Quando estou escrevendo minhas crônicas e contos, algumas vezes a coisa não rende. Depende muito do nosso momento, preocupações. Para mim, escrever vem de dentro pra fora, é colocar em letras e frases o que você tem no seu interior, e as vezes o nosso interior não está em um bom momento. Melhor dar um tempo. Eu paro, vou caminhar, pegar uns Pokémons, depois eu volto e vejo se a energia flui. Por isso gosto de escrever logo cedo, logo que acordo, dificilmente escrevo no final do dia, na madrugada. Outros escritores já possuem outra forma de se comportar, conheço um que adora escrever depois da meia noite. Depende mesmo de cada um.

Quando uma palavra ou expressão lhe escapam, você...
- Eu me socorro na tecnologia. Bendito Google!

Quando coloca The end é mesmo a palavra final ou faz o gênero arrependido cujo moto é work in progress?

- Tenho dificuldade em ficar revendo o que escrevi, alterando, atualizando. Como eu disse, escrevo para por para fora, e aquele momento de por para fora certamente será diferente de dias ou meses depois. Tanto que muitas vezes releio textos do Ladeira da Memória de anos atrás, que alguém clicou e o Wordpress me avisa o acesso, e me surpreendo. Fico pensando que não conseguiria escrever aquele texto, daquela forma, com aquela intensidade, hoje.

Qual foi o seu primeiro e decisivo ato literário?

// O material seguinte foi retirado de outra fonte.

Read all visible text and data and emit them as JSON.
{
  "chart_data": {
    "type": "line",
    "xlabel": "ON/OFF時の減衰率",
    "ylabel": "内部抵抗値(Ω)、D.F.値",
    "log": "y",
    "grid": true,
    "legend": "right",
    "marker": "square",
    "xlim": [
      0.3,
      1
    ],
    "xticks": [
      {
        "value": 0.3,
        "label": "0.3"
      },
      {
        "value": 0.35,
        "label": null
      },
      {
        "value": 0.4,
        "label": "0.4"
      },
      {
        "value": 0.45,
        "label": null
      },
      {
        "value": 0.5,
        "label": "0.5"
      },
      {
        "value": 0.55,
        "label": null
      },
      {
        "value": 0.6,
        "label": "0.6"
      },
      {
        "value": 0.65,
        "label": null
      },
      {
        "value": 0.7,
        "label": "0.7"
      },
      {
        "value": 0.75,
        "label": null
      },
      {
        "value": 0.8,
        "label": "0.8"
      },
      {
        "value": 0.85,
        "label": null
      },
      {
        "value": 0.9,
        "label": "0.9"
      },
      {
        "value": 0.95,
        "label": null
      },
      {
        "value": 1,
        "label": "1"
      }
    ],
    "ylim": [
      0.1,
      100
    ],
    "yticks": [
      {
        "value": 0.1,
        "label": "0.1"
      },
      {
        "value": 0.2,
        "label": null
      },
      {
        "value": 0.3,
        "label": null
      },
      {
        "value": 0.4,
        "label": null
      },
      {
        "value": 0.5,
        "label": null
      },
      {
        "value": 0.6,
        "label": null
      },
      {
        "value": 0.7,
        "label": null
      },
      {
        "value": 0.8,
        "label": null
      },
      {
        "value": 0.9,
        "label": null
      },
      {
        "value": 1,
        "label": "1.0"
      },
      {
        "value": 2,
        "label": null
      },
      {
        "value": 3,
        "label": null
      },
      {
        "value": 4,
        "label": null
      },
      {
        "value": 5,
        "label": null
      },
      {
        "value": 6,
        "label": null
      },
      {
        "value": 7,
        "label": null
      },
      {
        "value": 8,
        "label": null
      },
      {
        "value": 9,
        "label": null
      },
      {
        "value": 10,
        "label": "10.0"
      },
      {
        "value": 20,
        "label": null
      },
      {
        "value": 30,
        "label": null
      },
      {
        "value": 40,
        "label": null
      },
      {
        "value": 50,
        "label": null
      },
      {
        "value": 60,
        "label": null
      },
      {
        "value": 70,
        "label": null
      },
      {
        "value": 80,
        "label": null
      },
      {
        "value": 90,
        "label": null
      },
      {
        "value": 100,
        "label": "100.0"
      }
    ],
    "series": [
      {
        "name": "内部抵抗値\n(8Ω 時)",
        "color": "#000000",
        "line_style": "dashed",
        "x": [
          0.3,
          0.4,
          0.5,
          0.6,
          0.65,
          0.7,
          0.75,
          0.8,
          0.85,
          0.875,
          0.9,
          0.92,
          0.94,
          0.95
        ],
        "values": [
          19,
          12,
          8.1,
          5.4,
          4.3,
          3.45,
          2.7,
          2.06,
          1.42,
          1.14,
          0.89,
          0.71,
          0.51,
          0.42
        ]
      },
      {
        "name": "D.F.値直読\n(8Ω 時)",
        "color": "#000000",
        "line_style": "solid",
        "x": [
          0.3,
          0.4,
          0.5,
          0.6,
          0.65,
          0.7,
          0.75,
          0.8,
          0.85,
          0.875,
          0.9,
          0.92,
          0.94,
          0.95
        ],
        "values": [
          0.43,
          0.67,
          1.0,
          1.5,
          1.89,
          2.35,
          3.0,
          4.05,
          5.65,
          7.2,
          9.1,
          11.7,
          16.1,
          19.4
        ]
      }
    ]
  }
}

- Tive dois: O primeiro, tentar encarar o desafio de escrever o romance. Ao vencer este e me convencer que poderia ser um redator de publicidade e também um escritor de literatura, surgiu o segundo. Quando escrevi os primeiros capítulos do romance e enviei para amigos criticarem, uma querida amiga do Rio, a Iza Tauil, me retornou dizendo que tinha gostado e que eu deveria montar um blog de crônicas e contos. Eu questionei a razão, que tipo de temas eu iria abordar, quem iria se interessar. E ela me disse que o estilo de texto que eu tinha era perfeito para um blog, que os temas viriam naturalmente. Nunca tinha pensado em me dedicar a isso. E aí, tentei. Era o ano de 2010.

E de onde surgem os temas dos textos do Ladeira da Memória? Qual o seu processo de criação? Um escritor está sempre absolutamente consciente do que faz?
- Pinço os temas das postagens do Ladeira no que está acontecendo no momento, notícias, questões, comportamentos, polêmicas, e nesse sentido, além dos noticiários da web, as mídias sociais são as minhas principais fontes temáticas. Que acabam também sendo importantes para divulgar o trabalho.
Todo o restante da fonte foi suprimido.